第一次長嶋茂雄監督時代に猛練習で伝説となった「伊東キャンプ」の再現という声も上がったが、当時は朝の9時から夕方6時近くまで特訓の連続。江川卓、中畑清、篠塚和典らは、毎日、階段の上り下りすら出来ないほど鍛えられたから、それに比べればまだまだかわいい。
レジェンドたちのカムバック
投手陣では、やはり桑田真澄チーフ投手コーチ補佐が注目の人。現役時代の実績に加え、早稲田大学大学院でスポーツ学を学んだ理論派コーチの誕生でチーム内にどんな変革が生まれるのか? 早速、話題を集めているのが「135球理論」である。1イニングを15球で投げ終えれば9回を投げても135球。つまりは完投のススメとなる。
新年早々、突如発表された桑田コーチの入閣。

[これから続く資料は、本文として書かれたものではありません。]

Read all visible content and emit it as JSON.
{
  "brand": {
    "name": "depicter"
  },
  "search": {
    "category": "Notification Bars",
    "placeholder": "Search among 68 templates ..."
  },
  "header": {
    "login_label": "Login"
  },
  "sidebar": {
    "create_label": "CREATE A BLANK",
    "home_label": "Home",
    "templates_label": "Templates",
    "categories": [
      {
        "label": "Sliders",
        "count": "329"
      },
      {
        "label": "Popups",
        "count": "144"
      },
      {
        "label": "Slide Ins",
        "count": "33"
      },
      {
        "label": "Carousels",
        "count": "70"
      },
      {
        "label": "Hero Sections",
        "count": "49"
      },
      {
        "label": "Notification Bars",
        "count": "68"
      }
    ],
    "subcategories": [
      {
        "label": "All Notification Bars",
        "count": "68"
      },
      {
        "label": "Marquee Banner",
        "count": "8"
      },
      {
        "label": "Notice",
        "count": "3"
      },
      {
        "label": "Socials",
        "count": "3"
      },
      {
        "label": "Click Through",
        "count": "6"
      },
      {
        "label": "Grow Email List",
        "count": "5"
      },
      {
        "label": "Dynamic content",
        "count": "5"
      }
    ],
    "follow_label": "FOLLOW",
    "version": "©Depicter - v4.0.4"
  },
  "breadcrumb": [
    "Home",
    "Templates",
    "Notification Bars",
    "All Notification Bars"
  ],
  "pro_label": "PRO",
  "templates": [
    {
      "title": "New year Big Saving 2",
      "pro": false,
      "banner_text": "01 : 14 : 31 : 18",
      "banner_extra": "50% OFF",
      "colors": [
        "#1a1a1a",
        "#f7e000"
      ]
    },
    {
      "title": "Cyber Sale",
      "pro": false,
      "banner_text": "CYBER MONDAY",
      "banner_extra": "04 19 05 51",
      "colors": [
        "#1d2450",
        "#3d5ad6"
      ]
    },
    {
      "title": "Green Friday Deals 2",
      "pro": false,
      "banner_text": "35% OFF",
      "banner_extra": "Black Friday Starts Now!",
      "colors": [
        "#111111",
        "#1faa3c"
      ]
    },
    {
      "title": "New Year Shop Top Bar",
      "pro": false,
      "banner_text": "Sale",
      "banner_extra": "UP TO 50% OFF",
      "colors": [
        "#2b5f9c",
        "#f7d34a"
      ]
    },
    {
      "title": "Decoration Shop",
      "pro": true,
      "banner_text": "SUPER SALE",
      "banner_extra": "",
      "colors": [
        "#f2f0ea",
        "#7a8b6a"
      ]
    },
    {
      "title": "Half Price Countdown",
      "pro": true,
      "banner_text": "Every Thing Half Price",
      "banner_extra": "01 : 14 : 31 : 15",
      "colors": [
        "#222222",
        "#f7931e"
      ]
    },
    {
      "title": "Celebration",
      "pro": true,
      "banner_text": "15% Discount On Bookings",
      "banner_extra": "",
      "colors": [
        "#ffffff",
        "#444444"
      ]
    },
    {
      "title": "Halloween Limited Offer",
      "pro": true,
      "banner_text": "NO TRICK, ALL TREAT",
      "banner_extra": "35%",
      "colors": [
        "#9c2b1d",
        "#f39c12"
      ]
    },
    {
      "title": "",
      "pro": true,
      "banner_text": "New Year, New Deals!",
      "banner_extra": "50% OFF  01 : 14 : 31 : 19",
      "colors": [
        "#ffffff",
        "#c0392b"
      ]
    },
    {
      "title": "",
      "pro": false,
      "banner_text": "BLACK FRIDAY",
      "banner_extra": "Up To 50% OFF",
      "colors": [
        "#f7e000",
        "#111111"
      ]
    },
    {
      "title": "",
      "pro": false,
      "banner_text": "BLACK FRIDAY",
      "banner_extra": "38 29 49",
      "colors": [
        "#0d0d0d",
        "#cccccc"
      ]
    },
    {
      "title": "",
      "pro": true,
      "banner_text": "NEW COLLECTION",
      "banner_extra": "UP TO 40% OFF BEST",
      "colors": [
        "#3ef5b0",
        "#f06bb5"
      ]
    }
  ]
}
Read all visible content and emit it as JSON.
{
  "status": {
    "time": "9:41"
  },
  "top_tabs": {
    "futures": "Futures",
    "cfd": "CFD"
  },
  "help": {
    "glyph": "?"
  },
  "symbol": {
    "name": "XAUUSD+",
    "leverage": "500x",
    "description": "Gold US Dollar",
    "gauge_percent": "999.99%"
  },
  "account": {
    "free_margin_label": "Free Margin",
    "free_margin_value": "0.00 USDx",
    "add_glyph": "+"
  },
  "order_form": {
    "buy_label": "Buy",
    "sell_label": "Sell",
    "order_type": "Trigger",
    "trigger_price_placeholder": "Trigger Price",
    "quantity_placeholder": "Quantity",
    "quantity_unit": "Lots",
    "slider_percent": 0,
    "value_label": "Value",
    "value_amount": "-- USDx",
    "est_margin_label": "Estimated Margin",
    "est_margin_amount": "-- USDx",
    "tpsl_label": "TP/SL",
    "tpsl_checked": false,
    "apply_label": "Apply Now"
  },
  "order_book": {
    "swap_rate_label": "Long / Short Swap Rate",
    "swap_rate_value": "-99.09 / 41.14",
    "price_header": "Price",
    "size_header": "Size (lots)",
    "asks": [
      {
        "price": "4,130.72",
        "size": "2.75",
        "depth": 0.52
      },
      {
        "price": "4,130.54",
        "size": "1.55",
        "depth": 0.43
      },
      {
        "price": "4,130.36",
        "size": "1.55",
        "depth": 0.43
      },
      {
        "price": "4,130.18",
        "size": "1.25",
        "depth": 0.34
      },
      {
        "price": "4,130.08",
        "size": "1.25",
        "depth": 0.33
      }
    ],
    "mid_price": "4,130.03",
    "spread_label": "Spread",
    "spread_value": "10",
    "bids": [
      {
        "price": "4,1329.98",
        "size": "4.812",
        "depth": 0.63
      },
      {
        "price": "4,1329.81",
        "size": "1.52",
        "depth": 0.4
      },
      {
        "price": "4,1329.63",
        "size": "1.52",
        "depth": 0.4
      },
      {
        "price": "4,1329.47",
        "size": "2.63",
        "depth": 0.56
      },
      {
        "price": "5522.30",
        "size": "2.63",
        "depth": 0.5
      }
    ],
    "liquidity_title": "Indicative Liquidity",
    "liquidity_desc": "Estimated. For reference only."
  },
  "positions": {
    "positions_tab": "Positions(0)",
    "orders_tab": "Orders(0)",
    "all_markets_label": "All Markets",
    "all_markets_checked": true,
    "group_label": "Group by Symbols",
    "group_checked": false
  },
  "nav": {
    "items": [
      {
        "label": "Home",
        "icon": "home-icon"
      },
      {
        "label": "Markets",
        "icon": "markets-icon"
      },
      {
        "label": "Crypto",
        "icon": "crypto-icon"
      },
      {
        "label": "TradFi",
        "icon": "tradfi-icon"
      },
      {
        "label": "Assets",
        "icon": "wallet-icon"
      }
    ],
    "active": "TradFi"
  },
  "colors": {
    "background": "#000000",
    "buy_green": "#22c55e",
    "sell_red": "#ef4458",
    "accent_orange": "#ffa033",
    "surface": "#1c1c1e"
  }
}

原監督が最も共感したのは、完投投手の必要性を訴える評論家時代の桑田氏の言葉だった。
近年、投手起用は分業制が当たり前となっている。先発は大半が5~6回で100球前後、7~8回を中継ぎのセットアッパーが務めて最後を抑えのストッパーが締める。メジャーでもこの方式は変わらないが、大きな違いは先発投手の登板間隔にある。
メジャーがほぼ中4日に対して、日本の先発は中6日が主流。1週間に1度の登板なら100球にこだわる必要はない、というのが桑田流。それなら135球で完投も可能というのが信念だ。もちろん、そこには日頃からの走り込みや投げ込みの必要性、打者との駆け引きなど様々な準備が求められる。
コロナ禍でタイトなスケジュールを強いられた昨季は各球団とも投手陣のやりくりに苦心した。巨人でも夏場の阪神戦で、大敗濃厚となり野手の増田大輝選手がマウンドに上がったことがある。こうしたケースでも先発投手の完投能力が上がれば、中継ぎの負担は減るはず。すでに戸郷翔征投手らは桑田理論に刺激を受けてキャンプでの投球数を増やしているという。
1日1000スイングに、投手の投げ込みと完投能力の見直し。どこか、時代が昭和に戻ったような練習風景が目につく今キャンプ。小久保、桑田両コーチに代表されるレジェンドの球界カムバックの影響なのか、はたまた、コロナ禍の無観客によって華やかさはないが、より鍛錬をしやすくなったのか?
ヤクルト・古田敦也、ロッテ・松中信彦、中日・立浪和義に阪神・川相昌弘各氏ら、今年のキャンプは臨時コーチが活躍中。彼らもまた昭和や平成の時代に大きな足跡を残して来た名人たちだ。その指導を受けた選手たちが、何をどう感じて自分のものとしていくか。「令和のスター」もまた、努力の先にしか生まれない。